Policy Needed for Job Growth
Posted by vriz on 11/05/2009
President Obama convened his Economic Recovery Advisory Board at the White House on Monday to ponder one question: how can the U.S. economy create jobs? This is indeed the most important question to ask right now. Many economists are coming to the conclusion that even after the economic recovery, many of the 7.6 million jobs lost during this recession will not come back. It appears that the linkage between the growth in the economy and growth in jobs is broken.
President Obama seems to understand the depths of the jobs crisis. He said: “This is my administration’s overriding focus… We will not rest until we are succeeding in generating the jobs that this economy needs.” This realization is a start.

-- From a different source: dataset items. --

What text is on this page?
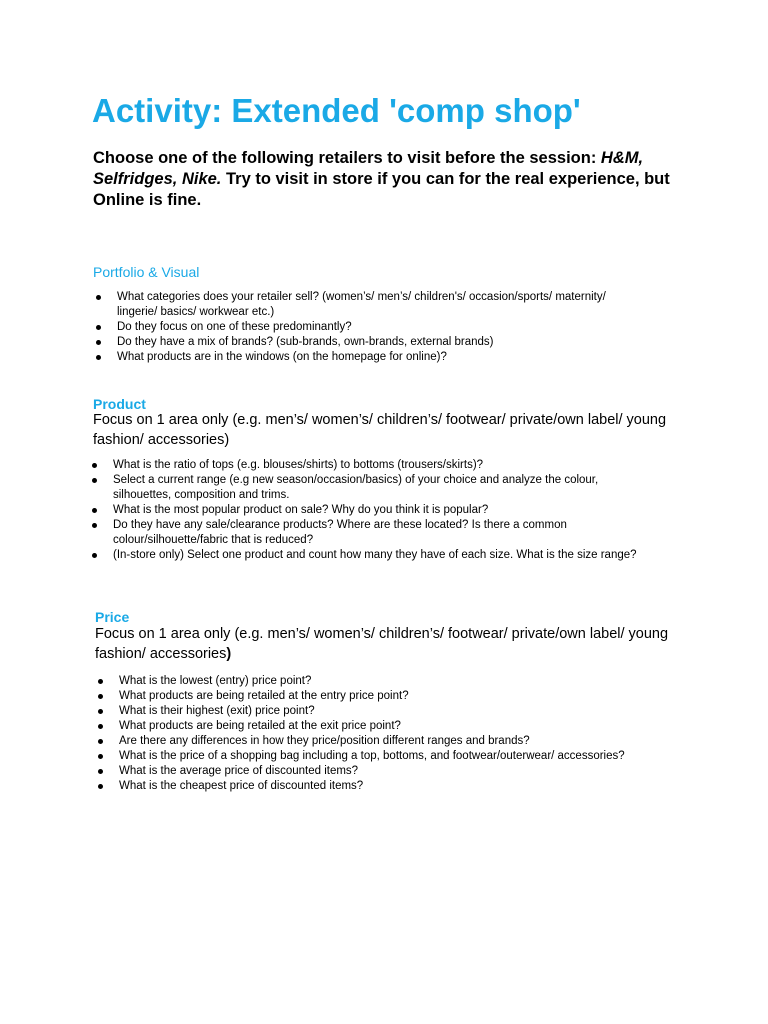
Activity: Extended 'comp shop'

Choose one of the following retailers to visit before the session: H&M, Selfridges, Nike. Try to visit in store if you can for the real experience, but Online is fine.

Portfolio & Visual
What categories does your retailer sell? (women’s/ men’s/ children's/ occasion/sports/ maternity/ lingerie/ basics/ workwear etc.)
Do they focus on one of these predominantly?
Do they have a mix of brands? (sub-brands, own-brands, external brands)
What products are in the windows (on the homepage for online)?
Product

Focus on 1 area only (e.g. men’s/ women’s/ children’s/ footwear/ private/own label/ young fashion/ accessories)

What is the ratio of tops (e.g. blouses/shirts) to bottoms (trousers/skirts)?
Select a current range (e.g new season/occasion/basics) of your choice and analyze the colour, silhouettes, composition and trims.
What is the most popular product on sale? Why do you think it is popular?
Do they have any sale/clearance products? Where are these located? Is there a common colour/silhouette/fabric that is reduced?
(In-store only) Select one product and count how many they have of each size. What is the size range?
Price

Focus on 1 area only (e.g. men’s/ women’s/ children’s/ footwear/ private/own label/ young fashion/ accessories)

What is the lowest (entry) price point?
What products are being retailed at the entry price point?
What is their highest (exit) price point?
What products are being retailed at the exit price point?
Are there any differences in how they price/position different ranges and brands?
What is the price of a shopping bag including a top, bottoms, and footwear/outerwear/ accessories?
What is the average price of discounted items?
What is the cheapest price of discounted items?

However, reaching the objective depends on creating the right policies for job growth in our economy.
The Advisory Board members told the Administration that for the next three years, they should concentrate on three areas to spur job growth: exports, infrastructure and energy-efficiency technologies.
Currently, exports constitute only about 7% of the U.S. GDP. Some experts say that if we manage to double the exports, the resulting job growth will be between 3 and 5 million. This will not mean that the U.S. will become an export-oriented economy, like China, Japan, or Germany. But some lessons from the German experience in particular, since it is a Western, highly-developed nation with similar to the U.S. input costs, might provide clues to where the U.S. policymakers will need to concentrate their energies.

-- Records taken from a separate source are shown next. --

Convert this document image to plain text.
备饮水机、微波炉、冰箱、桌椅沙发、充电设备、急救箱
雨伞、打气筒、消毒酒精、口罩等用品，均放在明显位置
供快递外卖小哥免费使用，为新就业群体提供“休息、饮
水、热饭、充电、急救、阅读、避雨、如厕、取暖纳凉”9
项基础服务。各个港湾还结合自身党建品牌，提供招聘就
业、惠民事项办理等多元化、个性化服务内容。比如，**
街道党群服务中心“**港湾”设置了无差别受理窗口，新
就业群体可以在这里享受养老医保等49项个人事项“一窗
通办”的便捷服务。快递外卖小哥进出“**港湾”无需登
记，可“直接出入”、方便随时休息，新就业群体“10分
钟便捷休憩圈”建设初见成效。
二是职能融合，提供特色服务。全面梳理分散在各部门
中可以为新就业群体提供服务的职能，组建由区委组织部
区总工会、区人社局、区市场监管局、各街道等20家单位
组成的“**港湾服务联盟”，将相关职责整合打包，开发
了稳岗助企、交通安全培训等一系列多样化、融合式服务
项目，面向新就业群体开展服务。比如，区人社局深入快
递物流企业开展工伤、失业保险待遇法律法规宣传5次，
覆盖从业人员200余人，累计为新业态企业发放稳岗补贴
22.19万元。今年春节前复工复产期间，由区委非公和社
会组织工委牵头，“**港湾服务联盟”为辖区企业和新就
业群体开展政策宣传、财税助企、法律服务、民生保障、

Since the 1950s, Germany has been pursuing a path to growth built on the strength of its manufacturing industry. And while other developed nations started to abandon their industry in the 1980s and 1990s, Germany stayed focused on and even expanded its export-promoting policies. According to the Social Science Research Center in Berlin publications, key to Germany’s export juggernaut are the following policies: regulation on employers in pay, use and dismissal of labor, the so-called “labor constraint”; public support for industrial finance; state support for industrial R&D; and public policies to foster a skilled labor force.

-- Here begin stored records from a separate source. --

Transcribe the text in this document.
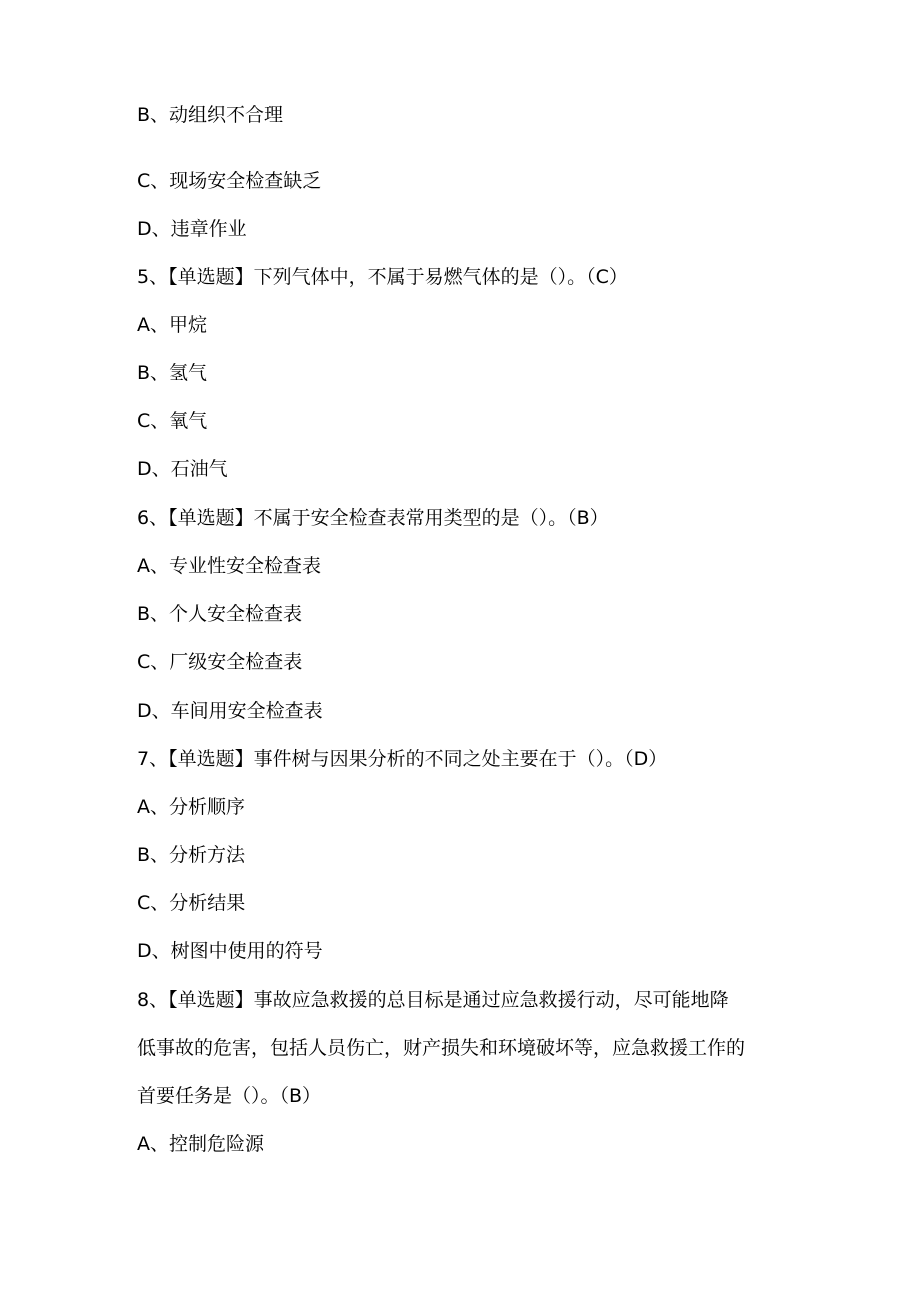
B、动组织不合理
C、现场安全检查缺乏
D、违章作业
5、【单选题】下列气体中，不属于易燃气体的是（）。（C）
A、甲烷
B、氢气
C、氧气
D、石油气
6、【单选题】不属于安全检查表常用类型的是（）。（B）
A、专业性安全检查表
B、个人安全检查表
C、厂级安全检查表
D、车间用安全检查表
7、【单选题】事件树与因果分析的不同之处主要在于（）。（D）
A、分析顺序
B、分析方法
C、分析结果
D、树图中使用的符号
8、【单选题】事故应急救援的总目标是通过应急救援行动，尽可能地降
低事故的危害，包括人员伤亡，财产损失和环境破坏等，应急救援工作的
首要任务是（）。（B）
A、控制危险源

While the U.S. will have to develop its own set of measures to create a focused industrial policy, it is becoming increasingly clear that the export sector is not going to grow itself. Our government needs to make strengthening U.S. manufacturing and exporting our products to the world its absolute priority in conjunction with encouraging large-scale infrastructure and new technologies investments. The American standard of living depends on it.